On the off chance that the universe ultimately collapses in a big crunch, all of that potential energy will get converted to some other form. In the meantime, various processes like neutron starts, black holes, galactic mergers, and so on will recover a small fraction of it.

If it helps, think of the opposite scenario - releasing gas from a pressurised container such as a CO2 fire extinguisher or spray can - it gets cold - energy is absorbed by the expansion and phase change(latent heat of vaporisation).

Nm.

No you don’t. The pump admits more air at atmospheric pressure when you pull the piston back - at least, I wouldn’t buy an air pump that didn’t. Also, the pressure in the pump exceeds the pressure in the tyre, or you wouldn’t be getting any air into the tyre.

One way to see the relationship between pressure and temperature is to look at the way temperature changes with altitude.

Local effects can temporarily alter this, but in general, near the surface of the earth temperature decreases with altitude at the rate of 3 degrees C (5.4 degrees F) per thousand feet - as pressure decreases. This is why mountains can be snow-capped while valleys are warm.

The atoms possess gravitational potential energy because:

  1. they exert an attractive force on each other due to gravity,

AND

  1. they are separated from each other.

Gravity (item #1) doesn’t create energy by itself; you need gravity and separation. Rock sitting on the ground? Zero potential energy. Lift that rock over your head, and you have done mechanical work on it, increasing its gravitational potential energy by separating it from the earth.

Same deal with a giant cloud of hydrogen atoms out in space. They’re all attracted to each other due to their own gravity. Get enough of them in one region, and the gravitational attraction starts to pull them together. They accelerate toward each other, i.e. the gravitational energy is being converted to kinetic energy on an atom-by-atom basis. Eventually, they’re hauling ass and start banging into each other. The gravitational field gets more intense as they get closer together, so they really start hauling ass. kinetic energy, at the level of the individual atom/molecule, manifests as heat (at the bulk level, it manifests as pressure).

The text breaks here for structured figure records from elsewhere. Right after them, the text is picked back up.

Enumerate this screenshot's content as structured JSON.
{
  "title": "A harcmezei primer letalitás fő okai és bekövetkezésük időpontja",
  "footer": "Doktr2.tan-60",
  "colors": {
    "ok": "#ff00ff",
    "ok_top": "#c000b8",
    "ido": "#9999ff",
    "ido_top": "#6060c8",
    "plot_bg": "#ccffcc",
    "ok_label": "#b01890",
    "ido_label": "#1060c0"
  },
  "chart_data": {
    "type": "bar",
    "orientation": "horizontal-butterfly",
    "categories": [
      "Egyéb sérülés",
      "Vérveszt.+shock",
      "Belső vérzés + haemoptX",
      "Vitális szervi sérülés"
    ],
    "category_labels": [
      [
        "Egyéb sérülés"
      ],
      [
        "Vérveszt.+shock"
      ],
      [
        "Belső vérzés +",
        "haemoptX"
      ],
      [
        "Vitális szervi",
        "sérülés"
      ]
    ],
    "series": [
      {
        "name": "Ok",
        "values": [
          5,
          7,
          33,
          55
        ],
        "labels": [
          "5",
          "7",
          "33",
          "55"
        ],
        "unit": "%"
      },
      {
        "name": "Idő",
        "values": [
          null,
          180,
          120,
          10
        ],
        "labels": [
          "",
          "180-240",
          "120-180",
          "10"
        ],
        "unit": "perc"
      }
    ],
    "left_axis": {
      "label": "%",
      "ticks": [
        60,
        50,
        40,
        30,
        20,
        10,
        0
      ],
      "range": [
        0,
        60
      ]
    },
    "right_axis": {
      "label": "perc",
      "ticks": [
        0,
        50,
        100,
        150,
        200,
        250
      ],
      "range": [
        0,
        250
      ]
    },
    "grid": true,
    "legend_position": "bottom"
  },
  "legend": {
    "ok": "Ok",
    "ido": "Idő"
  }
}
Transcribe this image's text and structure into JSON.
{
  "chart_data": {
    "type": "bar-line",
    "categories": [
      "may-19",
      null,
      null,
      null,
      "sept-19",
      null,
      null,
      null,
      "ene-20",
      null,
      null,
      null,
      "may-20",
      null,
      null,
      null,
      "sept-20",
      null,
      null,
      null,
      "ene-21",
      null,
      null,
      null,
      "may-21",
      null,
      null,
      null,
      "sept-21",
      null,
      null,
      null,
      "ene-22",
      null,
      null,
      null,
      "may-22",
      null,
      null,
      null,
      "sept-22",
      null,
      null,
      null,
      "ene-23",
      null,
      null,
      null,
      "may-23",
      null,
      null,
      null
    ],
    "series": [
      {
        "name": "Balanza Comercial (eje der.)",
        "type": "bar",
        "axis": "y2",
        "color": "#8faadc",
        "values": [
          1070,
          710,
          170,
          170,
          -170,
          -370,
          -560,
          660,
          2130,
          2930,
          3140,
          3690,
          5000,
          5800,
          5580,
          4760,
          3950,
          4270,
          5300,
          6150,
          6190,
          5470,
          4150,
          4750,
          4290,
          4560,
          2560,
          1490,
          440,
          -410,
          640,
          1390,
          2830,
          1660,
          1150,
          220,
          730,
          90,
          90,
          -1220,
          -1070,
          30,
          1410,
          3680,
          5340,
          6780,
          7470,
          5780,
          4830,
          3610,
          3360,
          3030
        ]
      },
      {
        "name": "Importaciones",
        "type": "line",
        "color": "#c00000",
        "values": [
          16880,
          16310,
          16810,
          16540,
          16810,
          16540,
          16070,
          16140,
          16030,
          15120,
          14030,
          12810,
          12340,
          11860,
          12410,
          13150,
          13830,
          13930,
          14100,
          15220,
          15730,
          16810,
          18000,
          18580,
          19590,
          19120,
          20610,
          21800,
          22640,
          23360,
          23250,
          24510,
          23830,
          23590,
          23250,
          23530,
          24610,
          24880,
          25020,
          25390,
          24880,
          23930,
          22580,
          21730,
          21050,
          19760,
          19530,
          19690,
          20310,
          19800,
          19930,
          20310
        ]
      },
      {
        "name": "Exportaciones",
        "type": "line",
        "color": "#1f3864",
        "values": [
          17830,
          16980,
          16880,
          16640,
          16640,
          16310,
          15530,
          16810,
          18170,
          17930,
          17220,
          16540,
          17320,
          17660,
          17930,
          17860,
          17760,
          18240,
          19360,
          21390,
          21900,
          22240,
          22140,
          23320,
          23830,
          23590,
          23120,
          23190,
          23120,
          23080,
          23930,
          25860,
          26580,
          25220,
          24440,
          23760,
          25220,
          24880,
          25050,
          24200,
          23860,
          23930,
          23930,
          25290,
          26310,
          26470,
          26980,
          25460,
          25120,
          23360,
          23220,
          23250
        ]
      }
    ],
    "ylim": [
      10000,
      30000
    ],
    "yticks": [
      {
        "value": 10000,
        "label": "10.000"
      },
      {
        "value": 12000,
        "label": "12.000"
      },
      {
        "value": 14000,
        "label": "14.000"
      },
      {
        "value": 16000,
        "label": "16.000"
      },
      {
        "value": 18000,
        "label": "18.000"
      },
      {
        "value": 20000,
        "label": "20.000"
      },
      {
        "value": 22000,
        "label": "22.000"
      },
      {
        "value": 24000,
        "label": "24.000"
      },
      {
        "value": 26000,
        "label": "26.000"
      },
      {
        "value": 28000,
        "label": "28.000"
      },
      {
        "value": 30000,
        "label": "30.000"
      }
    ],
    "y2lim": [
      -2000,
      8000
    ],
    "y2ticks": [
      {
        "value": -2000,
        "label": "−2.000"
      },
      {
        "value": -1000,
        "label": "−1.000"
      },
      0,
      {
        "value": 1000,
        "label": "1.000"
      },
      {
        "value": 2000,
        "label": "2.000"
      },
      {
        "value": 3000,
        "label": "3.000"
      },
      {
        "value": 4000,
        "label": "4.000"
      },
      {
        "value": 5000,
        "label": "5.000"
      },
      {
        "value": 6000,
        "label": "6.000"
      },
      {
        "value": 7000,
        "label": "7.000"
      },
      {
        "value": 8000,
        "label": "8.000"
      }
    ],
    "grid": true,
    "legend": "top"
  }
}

Nope, not due to friction. It’s due to adiabatic compression. When you push on the pump piston, you are doing mechanical work; that energy manifests as heat in the gas that is being compressed. There are thermodynamic equations that will tell you, based on starting pressure/temperature and final pressure, what the final temperature will be; mechanical friction is not part of this equation.

Adiabatic compression is why diesel engines work. It’s why the outlet tube between an electric compressor and its tank can get hot enough to give you a third-degree burn. On the flip side, adiabatic expansion is why CO2 fire extinguishers emit a mix of solid CO2 and cold CO2 gas; it’s also why, when you remove the valve core from your tire, you can actually develop frost on the valve stem. It’s also why clouds form: warm moist air rises, experiences a drop in pressure, and cools off to the point where the moisture in it condenses.

I thought the center of the Earth was hot because of radioactivity, rather than pressure. Which is it really?

It’s certainly both. The centre of the earth was hot ab initio for pretty much the same reason that stars are hot before they start to fuse – the compression from it’s formation convert gravitational potential energy to heat. This is supplemented by heat from radioactivity in the earth, in the same way that fusion supplements the heat of formation in stars.

Yeah, ab initio, as you say, but if it wasn’t for the radioactivity it would have cooled way down long, long ago.